I should disclose that the authors mention me by name in the acknowledgements (3) and in several places reference is made to my work of the 1980s and early 1990s on the Ukrainian anarchist Nestor Makhno, work that is accurately described as ‘fairly hostile’ (266) to the anarchist project. Much of that work was devoted to demonstrating the fragility of any assertions at all about the class character of the Makhno revolt, a fragility that I suspect is also characteristic of much of the evidence about similar movements around the world.

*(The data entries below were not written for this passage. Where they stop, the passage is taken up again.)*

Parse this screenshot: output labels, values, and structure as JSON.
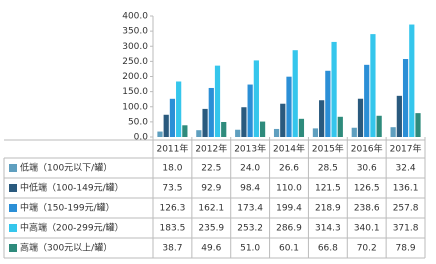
{
  "chart_data": {
    "type": "bar",
    "categories": [
      "2011年",
      "2012年",
      "2013年",
      "2014年",
      "2015年",
      "2016年",
      "2017年"
    ],
    "series": [
      {
        "name": "低端（100元以下/罐）",
        "color": "#5f9fbf",
        "values": [
          18,
          22.5,
          24,
          26.6,
          28.5,
          30.6,
          32.4
        ],
        "value_labels": [
          "18.0",
          "22.5",
          "24.0",
          "26.6",
          "28.5",
          "30.6",
          "32.4"
        ]
      },
      {
        "name": "中低端（100-149元/罐）",
        "color": "#2a5a7e",
        "values": [
          73.5,
          92.9,
          98.4,
          110,
          121.5,
          126.5,
          136.1
        ],
        "value_labels": [
          "73.5",
          "92.9",
          "98.4",
          "110.0",
          "121.5",
          "126.5",
          "136.1"
        ]
      },
      {
        "name": "中端（150-199元/罐）",
        "color": "#2b8fd6",
        "values": [
          126.3,
          162.1,
          173.4,
          199.4,
          218.9,
          238.6,
          257.8
        ],
        "value_labels": [
          "126.3",
          "162.1",
          "173.4",
          "199.4",
          "218.9",
          "238.6",
          "257.8"
        ]
      },
      {
        "name": "中高端（200-299元/罐）",
        "color": "#35c6ec",
        "values": [
          183.5,
          235.9,
          253.2,
          286.9,
          314.3,
          340.1,
          371.8
        ],
        "value_labels": [
          "183.5",
          "235.9",
          "253.2",
          "286.9",
          "314.3",
          "340.1",
          "371.8"
        ]
      },
      {
        "name": "高端（300元以上/罐）",
        "color": "#2e8b7c",
        "values": [
          38.7,
          49.6,
          51,
          60.1,
          66.8,
          70.2,
          78.9
        ],
        "value_labels": [
          "38.7",
          "49.6",
          "51.0",
          "60.1",
          "66.8",
          "70.2",
          "78.9"
        ]
      }
    ],
    "ylim": [
      0,
      400
    ],
    "yticks": [
      {
        "value": 0,
        "label": "0.0"
      },
      {
        "value": 50,
        "label": "50.0"
      },
      {
        "value": 100,
        "label": "100.0"
      },
      {
        "value": 150,
        "label": "150.0"
      },
      {
        "value": 200,
        "label": "200.0"
      },
      {
        "value": 250,
        "label": "250.0"
      },
      {
        "value": 300,
        "label": "300.0"
      },
      {
        "value": 350,
        "label": "350.0"
      },
      {
        "value": 400,
        "label": "400.0"
      }
    ],
    "grid": false
  }
}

Finally, it may be worth noting that the word ‘anarchist’, like ‘communist’ is currently widely used in the mass media as a term of abuse, a mere synonym for nihilist or even terrorist. During student demonstrations in London in December 2010 against the British government’s raising of fees for higher education, incidents of violence were pretty much uniformly attributed to ‘anarchists’. Schmidt and van der Walt’s book shows us that the real historical - and indeed contemporary- picture is much more complicated and much more interesting than a bunch of students throwing bricks at policemen. So, returning to the first two questions: anarchism? Probably not. This book? Definitely yes.
Notes
1. L. van der Walt, ‘Black Flame and the broad anarchist tradition: a reply to Spencer Sunshine’, Anarchist Studies, 18, 1 (2010), 116.
2. H. Dowa, ‘Africans and Anarchism’, Anarchy, 16 (June 1962), 183_186.
3. M. Goldman, ‘Anarchism and the African’, Anarchy, 16 (June 1962), 179.